Die Freidemokraten, auch die Bündnisgrünen, hat es vergleichsweise gut getroffen, viele Abgeordnete können dagegen nur schattigen Hofblick genießen. Dietmar Kansy (CDU), der Vorsitzende der Baukommission des Bundestags, hält das Haus für gelungen. Man freue sich auf das Parlament der kurzen Wege, und es habe sich gelohnt, nicht auf Einzug zu drängen, sondern abzuwarten, bis der Bau wirklich fertig ist.

Der größte und teuerste öffentliche Neubau der deutschen Nachkriegszeit, das Kernstück des Parlaments neben dem Reichstag, ist zumindest fast fertig, heute nimmt Bundestagspräsident Wolfgang Thierse den symbolischen Schlüssel von der Bundesbaugesellschaft Berlin entgegen. Die Fenster sind noch mal geputzt worden, fast alles wirkt perfekt. Aber "die Mängelbeseitigung wird noch eine Weile dauern", sagt André Lundt von der Bundesbaugesellschaft. Von den Bundestagsabgeordneten habe man allerdings erstaunlich wenig Klagen gehört. Noch aber konnten sie kaum Zeit finden, sich einzugewöhnen, noch ist der Einzug in vollem Gange, voraussichtlich Mitte Februar sind die letzten Kartons ausgepackt.

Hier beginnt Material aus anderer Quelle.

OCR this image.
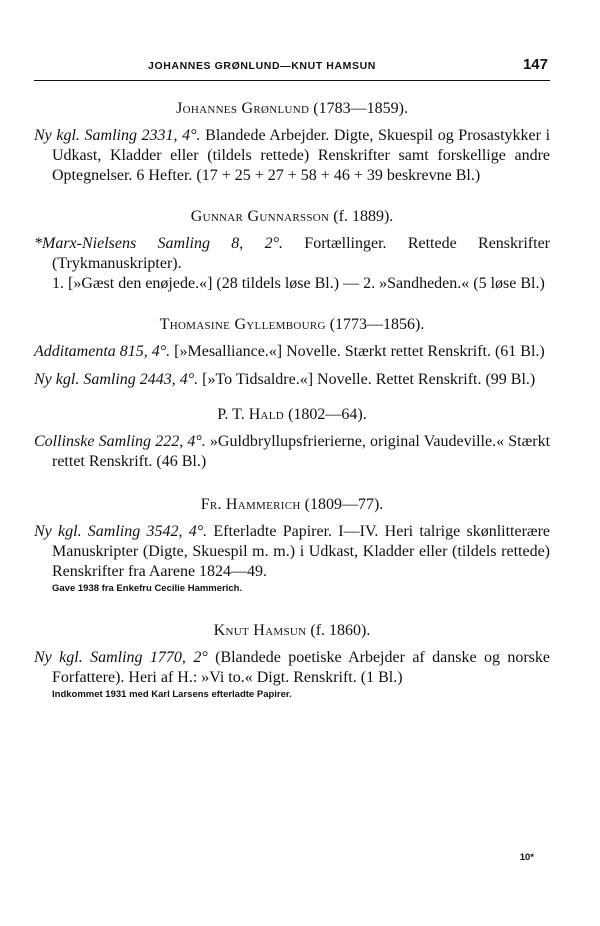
JOHANNES GRØNLUND—KNUT HAMSUN	147
Johannes Grønlund (1783—1859).

Ny kgl. Samling 2331, 4°. Blandede Arbejder. Digte, Skuespil og Prosastykker i Udkast, Kladder eller (tildels rettede) Renskrifter samt forskellige andre Optegnelser. 6 Hefter. (17 + 25 + 27 + 58 + 46 + 39 beskrevne Bl.)

Gunnar Gunnarsson (f. 1889).

*Marx-Nielsens Samling 8, 2°. Fortællinger. Rettede Renskrifter (Trykmanuskripter).

1. [»Gæst den enøjede.«] (28 tildels løse Bl.) — 2. »Sandheden.« (5 løse Bl.)

Thomasine Gyllembourg (1773—1856).

Additamenta 815, 4°. [»Mesalliance.«] Novelle. Stærkt rettet Renskrift. (61 Bl.)

Ny kgl. Samling 2443, 4°. [»To Tidsaldre.«] Novelle. Rettet Renskrift. (99 Bl.)

P. T. Hald (1802—64).

Collinske Samling 222, 4°. »Guldbryllupsfrierierne, original Vaudeville.« Stærkt rettet Renskrift. (46 Bl.)

Fr. Hammerich (1809—77).

Ny kgl. Samling 3542, 4°. Efterladte Papirer. I—IV. Heri talrige skønlitterære Manuskripter (Digte, Skuespil m. m.) i Udkast, Kladder eller (tildels rettede) Renskrifter fra Aarene 1824—49.

Gave 1938 fra Enkefru Cecilie Hammerich.

Knut Hamsun (f. 1860).

Ny kgl. Samling 1770, 2° (Blandede poetiske Arbejder af danske og norske Forfattere). Heri af H.: »Vi to.« Digt. Renskrift. (1 Bl.)

Indkommet 1931 med Karl Larsens efterladte Papirer.

10*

Der Sichtbeton stört viele, berichtet Kansy, auch die Raumfugen zwischen den verschiedenen Häusern. Der Bundestagsvolksmund nennt sie Sing Sing, weil die dortigen Treppenkonstruktionen aussehen, als stünden sie in einem noblen Gefängnistrakt.

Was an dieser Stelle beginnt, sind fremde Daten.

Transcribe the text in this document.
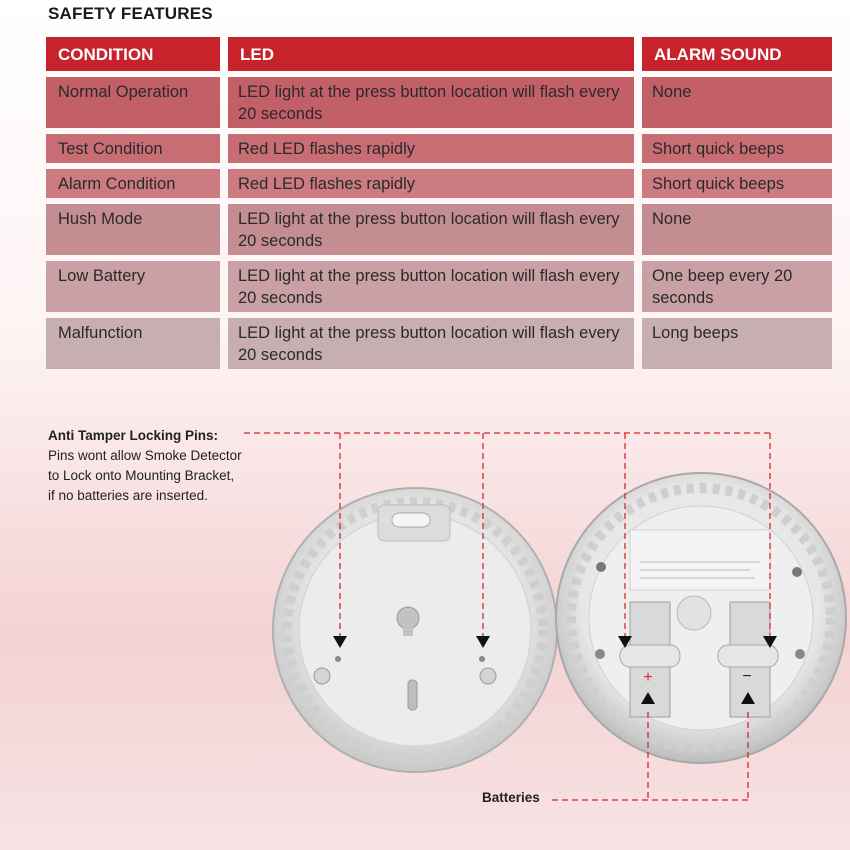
SAFETY FEATURES
CONDITION	LED	ALARM SOUND
Normal Operation	LED light at the press button location will flash every 20 seconds	None
Test Condition	Red LED flashes rapidly	Short quick beeps
Alarm Condition	Red LED flashes rapidly	Short quick beeps
Hush Mode	LED light at the press button location will flash every 20 seconds	None
Low Battery	LED light at the press button location will flash every 20 seconds	One beep every 20 seconds
Malfunction	LED light at the press button location will flash every 20 seconds	Long beeps
+	−
Anti Tamper Locking Pins:
Pins wont allow Smoke Detector
to Lock onto Mounting Bracket,
if no batteries are inserted.
Batteries
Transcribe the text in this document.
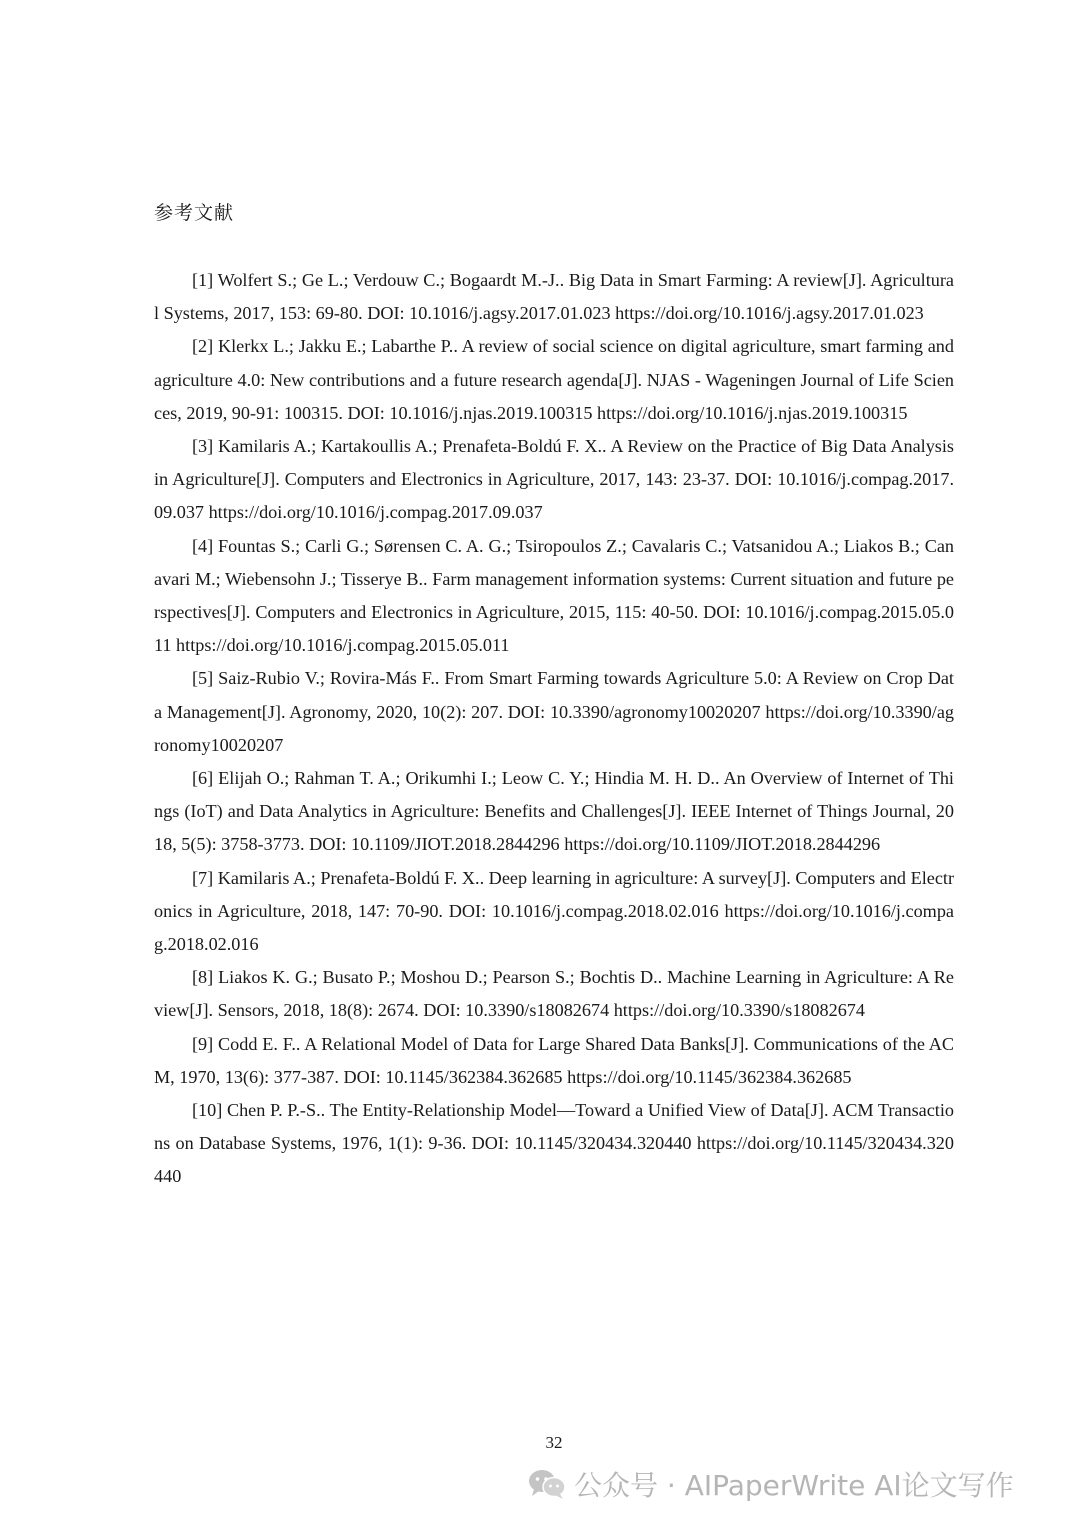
参考文献

[1] Wolfert S.; Ge L.; Verdouw C.; Bogaardt M.-J.. Big Data in Smart Farming: A review[J]. Agricultural Systems, 2017, 153: 69-80. DOI: 10.1016/j.agsy.2017.01.023 https://doi.org/10.1016/j.agsy.2017.01.023

[2] Klerkx L.; Jakku E.; Labarthe P.. A review of social science on digital agriculture, smart farming and agriculture 4.0: New contributions and a future research agenda[J]. NJAS - Wageningen Journal of Life Sciences, 2019, 90-91: 100315. DOI: 10.1016/j.njas.2019.100315 https://doi.org/10.1016/j.njas.2019.100315

[3] Kamilaris A.; Kartakoullis A.; Prenafeta-Boldú F. X.. A Review on the Practice of Big Data Analysis in Agriculture[J]. Computers and Electronics in Agriculture, 2017, 143: 23-37. DOI: 10.1016/j.compag.2017.09.037 https://doi.org/10.1016/j.compag.2017.09.037

[4] Fountas S.; Carli G.; Sørensen C. A. G.; Tsiropoulos Z.; Cavalaris C.; Vatsanidou A.; Liakos B.; Canavari M.; Wiebensohn J.; Tisserye B.. Farm management information systems: Current situation and future perspectives[J]. Computers and Electronics in Agriculture, 2015, 115: 40-50. DOI: 10.1016/j.compag.2015.05.011 https://doi.org/10.1016/j.compag.2015.05.011

[5] Saiz-Rubio V.; Rovira-Más F.. From Smart Farming towards Agriculture 5.0: A Review on Crop Data Management[J]. Agronomy, 2020, 10(2): 207. DOI: 10.3390/agronomy10020207 https://doi.org/10.3390/agronomy10020207

[6] Elijah O.; Rahman T. A.; Orikumhi I.; Leow C. Y.; Hindia M. H. D.. An Overview of Internet of Things (IoT) and Data Analytics in Agriculture: Benefits and Challenges[J]. IEEE Internet of Things Journal, 2018, 5(5): 3758-3773. DOI: 10.1109/JIOT.2018.2844296 https://doi.org/10.1109/JIOT.2018.2844296

[7] Kamilaris A.; Prenafeta-Boldú F. X.. Deep learning in agriculture: A survey[J]. Computers and Electronics in Agriculture, 2018, 147: 70-90. DOI: 10.1016/j.compag.2018.02.016 https://doi.org/10.1016/j.compag.2018.02.016

[8] Liakos K. G.; Busato P.; Moshou D.; Pearson S.; Bochtis D.. Machine Learning in Agriculture: A Review[J]. Sensors, 2018, 18(8): 2674. DOI: 10.3390/s18082674 https://doi.org/10.3390/s18082674

[9] Codd E. F.. A Relational Model of Data for Large Shared Data Banks[J]. Communications of the ACM, 1970, 13(6): 377-387. DOI: 10.1145/362384.362685 https://doi.org/10.1145/362384.362685

[10] Chen P. P.-S.. The Entity-Relationship Model—Toward a Unified View of Data[J]. ACM Transactions on Database Systems, 1976, 1(1): 9-36. DOI: 10.1145/320434.320440 https://doi.org/10.1145/320434.320440

32
公众号 · AIPaperWrite AI论文写作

Rund 3000 Räume sind einzurichten, zwei Drittel aller Parlamentarier werden hier arbeiten, dazu kommen Mitarbeiter der Bundestagsverwaltung. Eine kleine Stadt ist entstanden, die Häuser sind miteinander verbunden, die Blocks unterirdisch in Höhe des fünften Stocks mit Fußgängerbrücken, ein Tunnel führt zum Reichstagsgebäude.

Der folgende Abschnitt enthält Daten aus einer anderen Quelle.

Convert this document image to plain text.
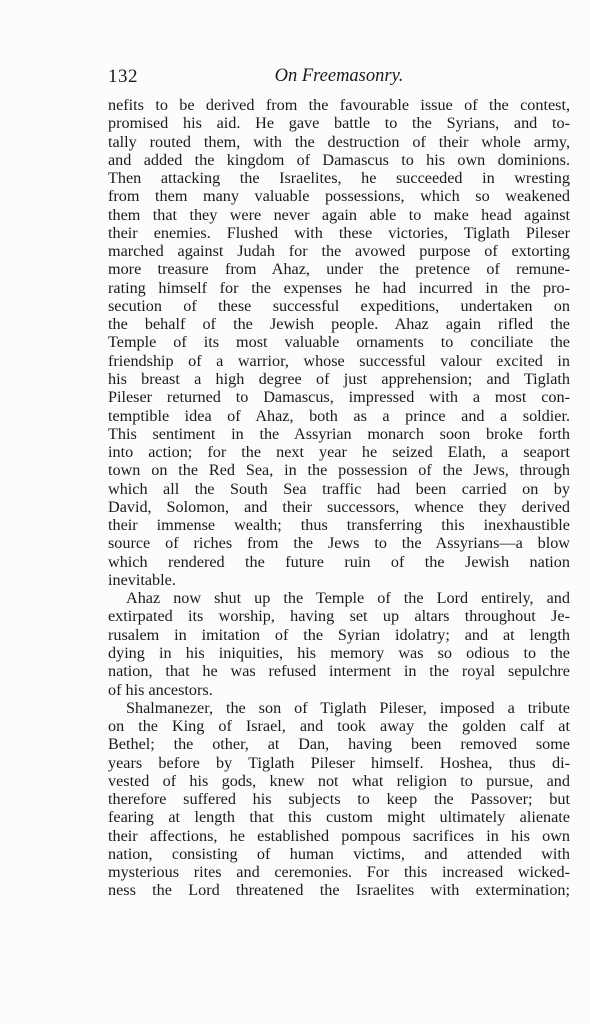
132	On Freemasonry.
nefits to be derived from the favourable issue of the contest,
promised his aid. He gave battle to the Syrians, and to-
tally routed them, with the destruction of their whole army,
and added the kingdom of Damascus to his own dominions.
Then attacking the Israelites, he succeeded in wresting
from them many valuable possessions, which so weakened
them that they were never again able to make head against
their enemies. Flushed with these victories, Tiglath Pileser
marched against Judah for the avowed purpose of extorting
more treasure from Ahaz, under the pretence of remune-
rating himself for the expenses he had incurred in the pro-
secution of these successful expeditions, undertaken on
the behalf of the Jewish people. Ahaz again rifled the
Temple of its most valuable ornaments to conciliate the
friendship of a warrior, whose successful valour excited in
his breast a high degree of just apprehension; and Tiglath
Pileser returned to Damascus, impressed with a most con-
temptible idea of Ahaz, both as a prince and a soldier.
This sentiment in the Assyrian monarch soon broke forth
into action; for the next year he seized Elath, a seaport
town on the Red Sea, in the possession of the Jews, through
which all the South Sea traffic had been carried on by
David, Solomon, and their successors, whence they derived
their immense wealth; thus transferring this inexhaustible
source of riches from the Jews to the Assyrians—a blow
which rendered the future ruin of the Jewish nation
inevitable.
Ahaz now shut up the Temple of the Lord entirely, and
extirpated its worship, having set up altars throughout Je-
rusalem in imitation of the Syrian idolatry; and at length
dying in his iniquities, his memory was so odious to the
nation, that he was refused interment in the royal sepulchre
of his ancestors.
Shalmanezer, the son of Tiglath Pileser, imposed a tribute
on the King of Israel, and took away the golden calf at
Bethel; the other, at Dan, having been removed some
years before by Tiglath Pileser himself. Hoshea, thus di-
vested of his gods, knew not what religion to pursue, and
therefore suffered his subjects to keep the Passover; but
fearing at length that this custom might ultimately alienate
their affections, he established pompous sacrifices in his own
nation, consisting of human victims, and attended with
mysterious rites and ceremonies. For this increased wicked-
ness the Lord threatened the Israelites with extermination;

Wie eine Allee zieht sich ein breiter Erschließungsweg vom Haus 1 am Ebertplatz bis zum Haus 4 an der Wilhelmstraße: Ein Gang, der nicht nur an den Räumen der verschiedenen Parteien vorbeführt, sondern auch an unterschiedlicher Architektur. Auch nach außen hin wird deutlich, dass hier mehrere Baumeister am Werk waren und eine Mischung zwischen preußischer Strenge und mediterraner Leichtigkeit entstanden ist. Einbezogen sind drei Altbauten: An der Nordseite das einstige Reichstagspräsidentenpalais (heute Sitz der Parlamentarischen Gesellschaft), in den Südblöcken das frühere Bankhaus Sommer, das nun zum Haus 7 gehört, und die frühere Kammer der Technik, die mit gläsernem Dachaufbau zum Bestandteil des Hauses 5 wurde.

Hinter dessen großen Fenstern sind Parlamentsmitarbeiter wie Ole Diehl beschäftigt. Schauen mitunter auf die Kuppel, auf Berliner und Touristen, die von oben auf die kleine Bundesstadt blicken und kaum noch wissen, wie es hier vorher aussah.